# Retrieval Augmented Generation Demo

## Prerequisites

### Make a `.env` file

```sh
cp .env.example .env
```

### Provide API keys in `.env` file 

- LANGCHAIN_API_KEY (optional)
  -  Sign up to https://smith.langchain.com/
  -  Go to Settings -> API Keys
  -  Create API Key
- GROQ_API_KEY
  - Sign up to https://console.groq.com/
  - Go to API Keys
  - Create API Key

### Check that everything is working

- Check that the configured Kernel is `.venv`
  - In the navigation bar, click `Kernel`
  - Click `Change Kernel...`
- Check that all cells are working
  - In the navigation bar, click `Kernel`
  - Click `Restart Kernel...`
  - In the navigation bar, click `Edit`
  - Click `Clear Outputs of All Cells`
  - In the navigation bar, click `Run`
  - Click `Run All Cells`

## Set up environment

In [14]:
import warnings
from dotenv import load_dotenv

warnings.filterwarnings('ignore')
load_dotenv()

True

## Set up tracing
Define `LANGCHAIN_API_KEY` in your `.env` file.  
This step is optional.

In [15]:
import os

os.environ["LANGCHAIN_TRACING_V2"] = "true"

## Set up LLM
Define `GROQ_API_KEY` in your `.env` file.

In [16]:
from langchain_groq import ChatGroq

llm = ChatGroq(model="llama3-8b-8192")

## Indexing: Load

In [17]:
import bs4
from langchain_community.document_loaders import WebBaseLoader

# Only keep post title, headers, and content from the full HTML.
bs4_strainer = bs4.SoupStrainer(class_=("post-title", "post-header", "post-content"))
loader = WebBaseLoader(
    web_paths=("https://lilianweng.github.io/posts/2023-06-23-agent/",),
    bs_kwargs={"parse_only": bs4_strainer},
)
docs = loader.load()

len(docs[0].page_content)

43131

## Indexing: Split

In [18]:
from langchain_text_splitters import RecursiveCharacterTextSplitter

text_splitter = RecursiveCharacterTextSplitter(
    chunk_size=1000,
    chunk_overlap=200,
    add_start_index=True,
)
all_splits = text_splitter.split_documents(docs)

len(all_splits)

66

## Indexing: Store

In [19]:
from langchain_chroma import Chroma
from langchain_huggingface.embeddings import HuggingFaceEmbeddings

print("Indexing started...")
vectorstore = Chroma.from_documents(documents=all_splits, embedding=HuggingFaceEmbeddings())
print("Indexing complete.")

Indexing started...
Indexing complete.


## Retrieval and Generation: Retrieve

In [20]:
import os

os.environ["TOKENIZERS_PARALLELISM"] = "false"
retriever = vectorstore.as_retriever(search_type="similarity", search_kwargs={"k": 6})
retrieved_docs = retriever.invoke("What are the approaches to Task Decomposition?")

len(retrieved_docs)

6

## Retrieval and Generation: Generate

In [21]:
from langchain import hub

prompt = hub.pull("rlm/rag-prompt")

example_messages = prompt.invoke({
    "context": "filler context",
    "question": "filler question",
}).to_messages()

example_messages

[HumanMessage(content="You are an assistant for question-answering tasks.
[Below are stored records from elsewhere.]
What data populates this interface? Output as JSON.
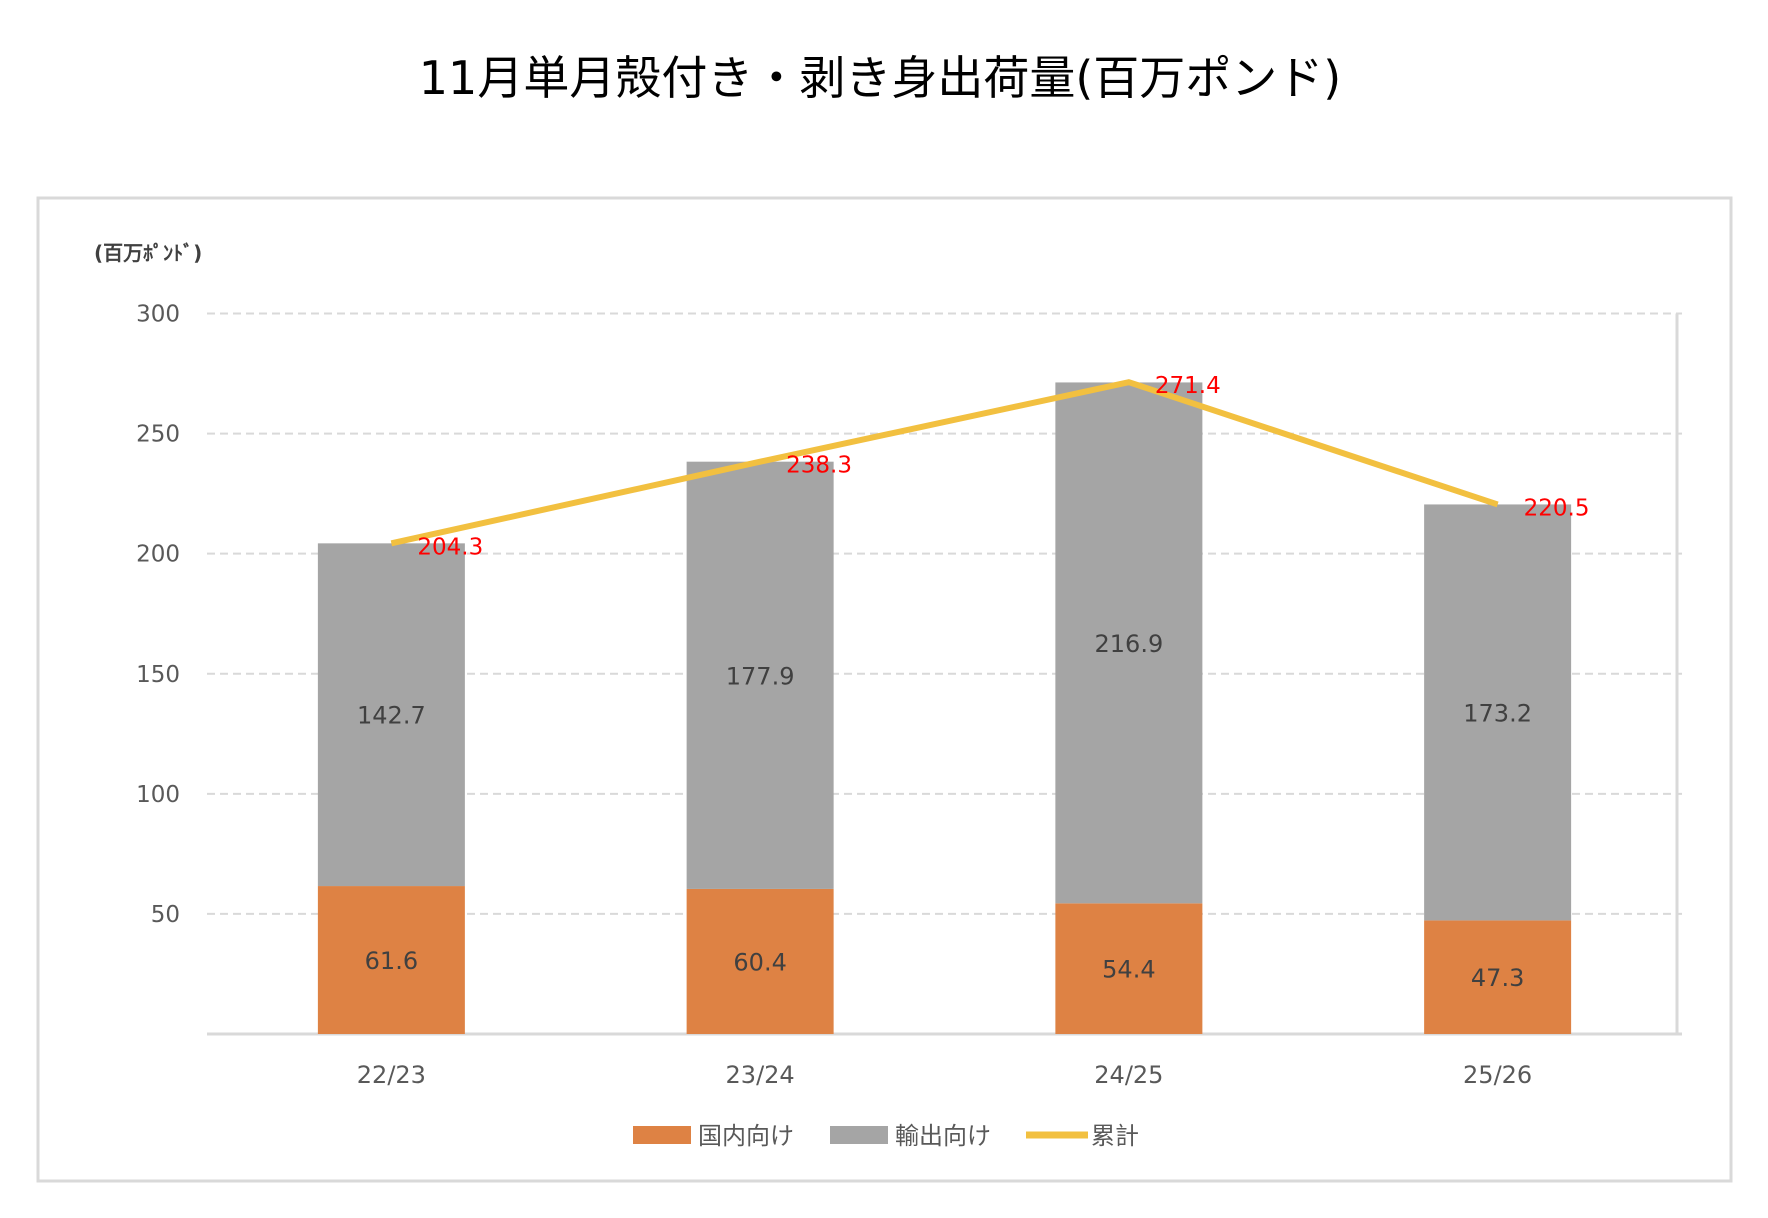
{
  "chart_data": {
    "type": "bar",
    "stacked": true,
    "title": "11月単月殻付き・剥き身出荷量(百万ポンド)",
    "ylabel": "(百万ﾎﾟﾝﾄﾞ)",
    "xlabel": "",
    "ylim": [
      0,
      300
    ],
    "yticks": [
      50,
      100,
      150,
      200,
      250,
      300
    ],
    "grid": true,
    "legend": "bottom",
    "categories": [
      "22/23",
      "23/24",
      "24/25",
      "25/26"
    ],
    "series": [
      {
        "name": "国内向け",
        "type": "bar",
        "color": "#DE8244",
        "values": [
          61.6,
          60.4,
          54.4,
          47.3
        ]
      },
      {
        "name": "輸出向け",
        "type": "bar",
        "color": "#A5A5A5",
        "values": [
          142.7,
          177.9,
          216.9,
          173.2
        ]
      },
      {
        "name": "累計",
        "type": "line",
        "color": "#F2C040",
        "label_color": "#FF0000",
        "values": [
          204.3,
          238.3,
          271.4,
          220.5
        ]
      }
    ]
  }
}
Use the following pieces of retrieved context to answer the question. If you don't know the answer, just say that you don't know. Use three sentences maximum and keep the answer concise.\nQuestion: filler question \nContext: filler context \nAnswer:")]

In [22]:
from langchain_core.output_parsers import StrOutputParser
from langchain_core.runnables import RunnablePassthrough


def format_docs(docs):
    return "\n\n".join(doc.page_content for doc in docs)

rag_chain = (
    {"context": retriever | format_docs, "question": RunnablePassthrough()}
    | prompt
    | llm
    | StrOutputParser()
)

for chunk in rag_chain.stream("What is Task Decomposition?"):
    print(chunk, end="", flush=True)

Task decomposition is a process that breaks down a problem or task into smaller, more manageable subtasks or steps.